Dal Subbiano al trono di Viareggio: la favola di Federico Croci è realtà
Il "Predestinato" del Casentino: Federico Croci trascina la Fiorentina sul tetto di Viareggio
VIAREGGIO – Ci sono pomeriggi in cui la storia decide di bussare alla porta di chi ha avuto la forza di sognare in grande, partendo dal basso. Per Federico Croci, classe 2010, la finale della Viareggio Cup 2026 non è stata solo una partita, ma la consacrazione di un talento purissimo che ha bruciato ogni tappa possibile.
Sotto il cielo della Versilia, la Fiorentina Under 18 di Mister Marco Capparella ha compiuto l'impresa, sconfiggendo il Rijeka in una finale infinita e riportando a Firenze quella Coppa Carnevale che mancava dalla bacheca viola dal lontano 1992.
La Firma d’Autore: Una Doppietta da Leggenda
Nonostante giocasse sotto età contro avversari di due anni più grandi, Croci non ha tremato. In un match bloccato e spigoloso, il giovane attaccante cresciuto nel vivaio del Subbiano ha preso per mano la squadra:
Il primo gol: Una zampata di puro istinto che ha rotto l'equilibrio.
Il raddoppio nei supplementari: Una perla balistica che ha spento le speranze croate e ha regalato il nono titolo della storia gigliata.
Al termine del match, il verdetto è stato unanime: Federico Croci è stato premiato come Miglior Giocatore del Torneo, un riconoscimento che in passato è andato a leggende del calcio mondiale.
Dalla "Scuola Calcio Subbiano" ai Riflettori Internazionali
La favola di Croci parte da lontano, precisamente dai campi di provincia del MM Subbiano.
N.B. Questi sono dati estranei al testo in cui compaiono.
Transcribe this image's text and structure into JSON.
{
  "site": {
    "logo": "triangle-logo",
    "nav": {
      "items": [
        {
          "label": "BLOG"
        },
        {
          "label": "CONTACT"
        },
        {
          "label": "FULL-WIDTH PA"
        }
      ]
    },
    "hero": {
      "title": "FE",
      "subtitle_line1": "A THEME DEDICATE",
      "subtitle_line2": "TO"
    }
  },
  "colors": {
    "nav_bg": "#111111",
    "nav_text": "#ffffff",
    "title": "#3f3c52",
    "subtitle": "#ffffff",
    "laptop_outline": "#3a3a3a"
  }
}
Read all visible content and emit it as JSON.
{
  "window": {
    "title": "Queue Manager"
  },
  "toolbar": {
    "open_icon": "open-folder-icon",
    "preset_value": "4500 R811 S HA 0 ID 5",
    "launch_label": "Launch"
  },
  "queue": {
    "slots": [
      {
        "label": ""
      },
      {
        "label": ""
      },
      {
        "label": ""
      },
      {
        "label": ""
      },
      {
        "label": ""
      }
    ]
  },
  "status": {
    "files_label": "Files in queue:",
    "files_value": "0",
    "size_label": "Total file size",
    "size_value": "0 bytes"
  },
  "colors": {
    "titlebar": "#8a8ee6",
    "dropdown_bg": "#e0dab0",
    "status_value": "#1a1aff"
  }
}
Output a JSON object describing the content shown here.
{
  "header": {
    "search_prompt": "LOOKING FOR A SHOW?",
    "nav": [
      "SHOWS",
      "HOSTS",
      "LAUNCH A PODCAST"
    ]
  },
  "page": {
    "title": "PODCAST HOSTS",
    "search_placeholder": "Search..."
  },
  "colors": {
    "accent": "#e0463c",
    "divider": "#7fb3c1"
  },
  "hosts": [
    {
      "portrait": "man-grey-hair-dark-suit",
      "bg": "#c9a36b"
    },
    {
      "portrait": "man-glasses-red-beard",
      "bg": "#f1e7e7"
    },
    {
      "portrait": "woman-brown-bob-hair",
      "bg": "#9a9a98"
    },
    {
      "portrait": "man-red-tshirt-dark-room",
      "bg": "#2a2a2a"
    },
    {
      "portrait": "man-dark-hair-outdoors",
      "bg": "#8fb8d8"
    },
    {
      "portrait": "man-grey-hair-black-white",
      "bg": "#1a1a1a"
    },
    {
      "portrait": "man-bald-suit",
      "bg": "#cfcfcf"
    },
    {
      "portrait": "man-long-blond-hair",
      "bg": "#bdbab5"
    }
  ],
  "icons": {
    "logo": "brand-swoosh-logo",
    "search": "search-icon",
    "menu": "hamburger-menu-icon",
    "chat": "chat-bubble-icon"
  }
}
È lì, nel settore giovanile gialloblù, che Federico ha mosso i primi passi, mostrando fin da bambino una coordinazione e una cattiveria agonistica fuori dal comune. Il passaggio alla Fiorentina sembrava una scommessa, oggi è una splendida realtà: il ragazzo di Arezzo è diventato il simbolo dell'eccellenza del Viola Park.
Una Dedica Speciale e l'Orgoglio della Proprietà
Il trionfo di Viareggio è intriso di commozione. La vittoria è stata dedicata alla memoria del Presidente Rocco Commisso, che proprio un anno fa sedeva con orgoglio sugli spalti dello Stadio dei Pini.